Now, begin the proof of correctness of the AND gate, and use the following tactic as your opening gambit:

(REWRITE_TAC [AND_IMP_DEF,AND_DEF]) THEN 
(REPEAT STRIP_TAC)

``c = a /\ b``
____________________________
    ``NAND_IMP a b x``
    ``NOT_IMP x c``

Use backup (b ()) to undo this proof step and get back to the goal above. Lets think about a more general solution in the form of a tactic that would augment every assumption about an implementation with one about the corresponding specification. That is, something that would add, in one step, the assumptions NAND a b x and NOT x c to this goal and do the analogous thing for other goals. You should be able to achieve this effect using the function MAP_EVERY and the list BASIC_CMOS_IMPS.

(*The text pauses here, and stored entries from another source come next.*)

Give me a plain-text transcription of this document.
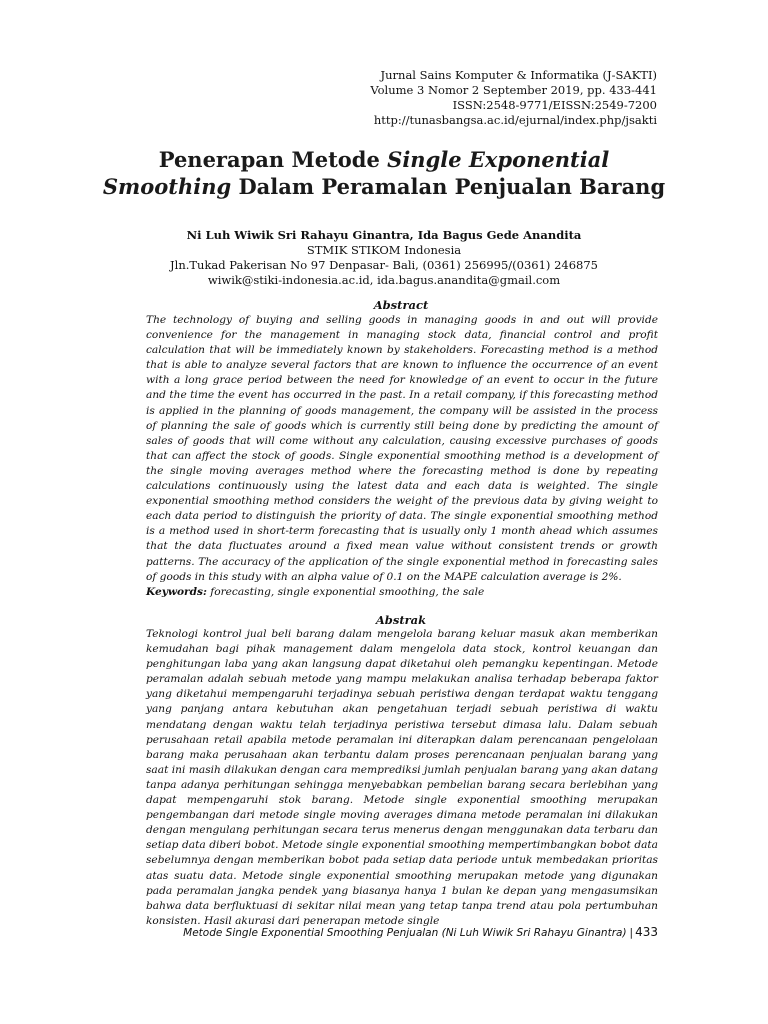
Jurnal Sains Komputer & Informatika (J-SAKTI)
Volume 3 Nomor 2 September 2019, pp. 433-441
ISSN:2548-9771/EISSN:2549-7200
http://tunasbangsa.ac.id/ejurnal/index.php/jsakti
Penerapan Metode Single Exponential
Smoothing Dalam Peramalan Penjualan Barang
Ni Luh Wiwik Sri Rahayu Ginantra, Ida Bagus Gede Anandita
STMIK STIKOM Indonesia
Jln.Tukad Pakerisan No 97 Denpasar- Bali, (0361) 256995/(0361) 246875
wiwik@stiki-indonesia.ac.id, ida.bagus.anandita@gmail.com
Abstract
The technology of buying and selling goods in managing goods in and out will provide convenience for the management in managing stock data, financial control and profit calculation that will be immediately known by stakeholders. Forecasting method is a method that is able to analyze several factors that are known to influence the occurrence of an event with a long grace period between the need for knowledge of an event to occur in the future and the time the event has occurred in the past. In a retail company, if this forecasting method is applied in the planning of goods management, the company will be assisted in the process of planning the sale of goods which is currently still being done by predicting the amount of sales of goods that will come without any calculation, causing excessive purchases of goods that can affect the stock of goods. Single exponential smoothing method is a development of the single moving averages method where the forecasting method is done by repeating calculations continuously using the latest data and each data is weighted. The single exponential smoothing method considers the weight of the previous data by giving weight to each data period to distinguish the priority of data. The single exponential smoothing method is a method used in short-term forecasting that is usually only 1 month ahead which assumes that the data fluctuates around a fixed mean value without consistent trends or growth patterns. The accuracy of the application of the single exponential method in forecasting sales of goods in this study with an alpha value of 0.1 on the MAPE calculation average is 2%.
Keywords: forecasting, single exponential smoothing, the sale
Abstrak
Teknologi kontrol jual beli barang dalam mengelola barang keluar masuk akan memberikan kemudahan bagi pihak management dalam mengelola data stock, kontrol keuangan dan penghitungan laba yang akan langsung dapat diketahui oleh pemangku kepentingan. Metode peramalan adalah sebuah metode yang mampu melakukan analisa terhadap beberapa faktor yang diketahui mempengaruhi terjadinya sebuah peristiwa dengan terdapat waktu tenggang yang panjang antara kebutuhan akan pengetahuan terjadi sebuah peristiwa di waktu mendatang dengan waktu telah terjadinya peristiwa tersebut dimasa lalu. Dalam sebuah perusahaan retail apabila metode peramalan ini diterapkan dalam perencanaan pengelolaan barang maka perusahaan akan terbantu dalam proses perencanaan penjualan barang yang saat ini masih dilakukan dengan cara memprediksi jumlah penjualan barang yang akan datang tanpa adanya perhitungan sehingga menyebabkan pembelian barang secara berlebihan yang dapat mempengaruhi stok barang. Metode single exponential smoothing merupakan pengembangan dari metode single moving averages dimana metode peramalan ini dilakukan dengan mengulang perhitungan secara terus menerus dengan menggunakan data terbaru dan setiap data diberi bobot. Metode single exponential smoothing mempertimbangkan bobot data sebelumnya dengan memberikan bobot pada setiap data periode untuk membedakan prioritas atas suatu data. Metode single exponential smoothing merupakan metode yang digunakan pada peramalan jangka pendek yang biasanya hanya 1 bulan ke depan yang mengasumsikan bahwa data berfluktuasi di sekitar nilai mean yang tetap tanpa trend atau pola pertumbuhan konsisten. Hasil akurasi dari penerapan metode single
Metode Single Exponential Smoothing Penjualan (Ni Luh Wiwik Sri Rahayu Ginantra) | 433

The next step of the approach can be accomplished by doing the same thing with the list BASIC_CMOS_DEFS. It should be easy to finish the proof now.

Another CMOS Tactic

Collect together the steps you used to prove the AND gate correct into a single tactic. The only thing that should be specific to the AND gate about this tactic is the fact that we began by rewriting with AND_IMP_DEF and AND_DEF. Factor this out of your tactic by turning it into a function that takes a list of theorems to rewrite with, and call the resulting tactic ABS_CMOS_TAC.

Proving the OR and XOR gate

Use ABS_CMOS_TAC to prove the correctness of your designs for OR and XOR gates in one hit. If it doesn't work, then you may need to generalise your tactic.